Initially these people were taken to Jordan, where they were able to board the flight to the Netherlands.

“A flight from Jordan carrying 104 deportees landed in Eindhoven,” Dutch Foreign Minister Wopke Hoekstra summarized in a statement posted on his ministry’s website.

The head of Dutch diplomacy expressed satisfaction that these people are now “safe in the Netherlands” after experiencing “a very difficult time in Sudan”.
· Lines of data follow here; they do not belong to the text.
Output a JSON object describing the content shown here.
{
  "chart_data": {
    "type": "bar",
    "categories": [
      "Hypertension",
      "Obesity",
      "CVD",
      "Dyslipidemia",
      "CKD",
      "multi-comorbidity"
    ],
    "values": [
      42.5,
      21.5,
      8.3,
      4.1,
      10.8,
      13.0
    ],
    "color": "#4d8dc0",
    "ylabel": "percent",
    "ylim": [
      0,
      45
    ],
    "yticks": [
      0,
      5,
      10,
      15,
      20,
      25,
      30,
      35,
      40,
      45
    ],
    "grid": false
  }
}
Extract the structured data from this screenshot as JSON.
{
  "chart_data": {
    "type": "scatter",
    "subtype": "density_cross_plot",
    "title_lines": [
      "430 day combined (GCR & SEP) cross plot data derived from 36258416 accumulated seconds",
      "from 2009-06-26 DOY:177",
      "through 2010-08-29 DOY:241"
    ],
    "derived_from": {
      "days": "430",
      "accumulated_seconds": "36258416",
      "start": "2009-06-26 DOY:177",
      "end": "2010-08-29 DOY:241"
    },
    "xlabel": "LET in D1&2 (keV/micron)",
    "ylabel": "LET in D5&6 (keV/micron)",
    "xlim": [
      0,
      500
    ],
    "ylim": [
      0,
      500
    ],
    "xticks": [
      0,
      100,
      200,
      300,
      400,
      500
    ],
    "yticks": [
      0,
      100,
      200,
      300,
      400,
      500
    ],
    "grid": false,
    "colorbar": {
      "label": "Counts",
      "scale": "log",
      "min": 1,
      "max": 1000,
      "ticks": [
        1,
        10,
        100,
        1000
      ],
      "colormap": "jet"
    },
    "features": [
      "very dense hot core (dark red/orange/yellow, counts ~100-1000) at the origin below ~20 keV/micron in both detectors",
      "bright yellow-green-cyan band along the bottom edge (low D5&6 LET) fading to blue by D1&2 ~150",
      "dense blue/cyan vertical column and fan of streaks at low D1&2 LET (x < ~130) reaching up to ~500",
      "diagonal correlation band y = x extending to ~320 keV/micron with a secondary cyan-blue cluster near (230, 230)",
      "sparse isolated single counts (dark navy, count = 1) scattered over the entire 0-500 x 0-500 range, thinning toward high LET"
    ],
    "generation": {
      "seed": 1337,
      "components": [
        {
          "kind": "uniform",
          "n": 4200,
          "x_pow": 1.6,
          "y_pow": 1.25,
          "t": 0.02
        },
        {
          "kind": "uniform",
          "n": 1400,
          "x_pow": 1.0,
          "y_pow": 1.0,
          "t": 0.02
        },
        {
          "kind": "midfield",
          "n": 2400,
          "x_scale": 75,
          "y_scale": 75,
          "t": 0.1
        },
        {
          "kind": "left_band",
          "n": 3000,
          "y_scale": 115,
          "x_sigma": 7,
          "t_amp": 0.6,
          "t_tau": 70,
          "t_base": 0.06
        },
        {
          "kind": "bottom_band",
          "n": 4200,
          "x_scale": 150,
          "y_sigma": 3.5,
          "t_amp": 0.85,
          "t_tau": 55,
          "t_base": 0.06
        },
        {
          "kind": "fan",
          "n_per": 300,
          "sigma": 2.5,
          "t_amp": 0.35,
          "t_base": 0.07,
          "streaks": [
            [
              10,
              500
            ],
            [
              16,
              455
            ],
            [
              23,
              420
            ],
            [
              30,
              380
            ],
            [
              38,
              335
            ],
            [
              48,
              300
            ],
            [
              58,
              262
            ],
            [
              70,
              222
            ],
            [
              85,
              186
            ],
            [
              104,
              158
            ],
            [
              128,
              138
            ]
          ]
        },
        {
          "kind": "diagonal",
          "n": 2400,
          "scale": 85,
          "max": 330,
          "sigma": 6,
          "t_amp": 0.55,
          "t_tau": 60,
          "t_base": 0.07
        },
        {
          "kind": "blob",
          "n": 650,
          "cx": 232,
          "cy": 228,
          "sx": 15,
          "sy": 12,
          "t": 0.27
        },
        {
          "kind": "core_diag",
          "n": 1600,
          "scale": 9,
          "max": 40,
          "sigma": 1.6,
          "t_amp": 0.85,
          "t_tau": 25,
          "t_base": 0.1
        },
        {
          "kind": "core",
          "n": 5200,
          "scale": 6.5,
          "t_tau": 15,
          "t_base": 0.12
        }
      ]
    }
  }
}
Among the 104 are Dutch and citizens of other states, the Dutch Foreign Ministry said, without giving further details.

A total of over a hundred Dutch nationals were rushed out of Sudan, half on Dutch flights. While 70 people of various nationalities were also taken away on Dutch flights, according to Mr Hoekstra.

A 72-hour ceasefire between Sudan’s warring sides, agreed under US auspices, was being partially adhered to on Tuesday in Khartoum, as several foreign countries stepped up efforts to evacuate their citizens from the African nation where chaos.

Ten days after war broke out between the army and the Rapid Support Forces (RSF) paramilitaries, the UN said yesterday that at least 459 people had been killed and more than 4,000 injured.

This account is probably an underestimate.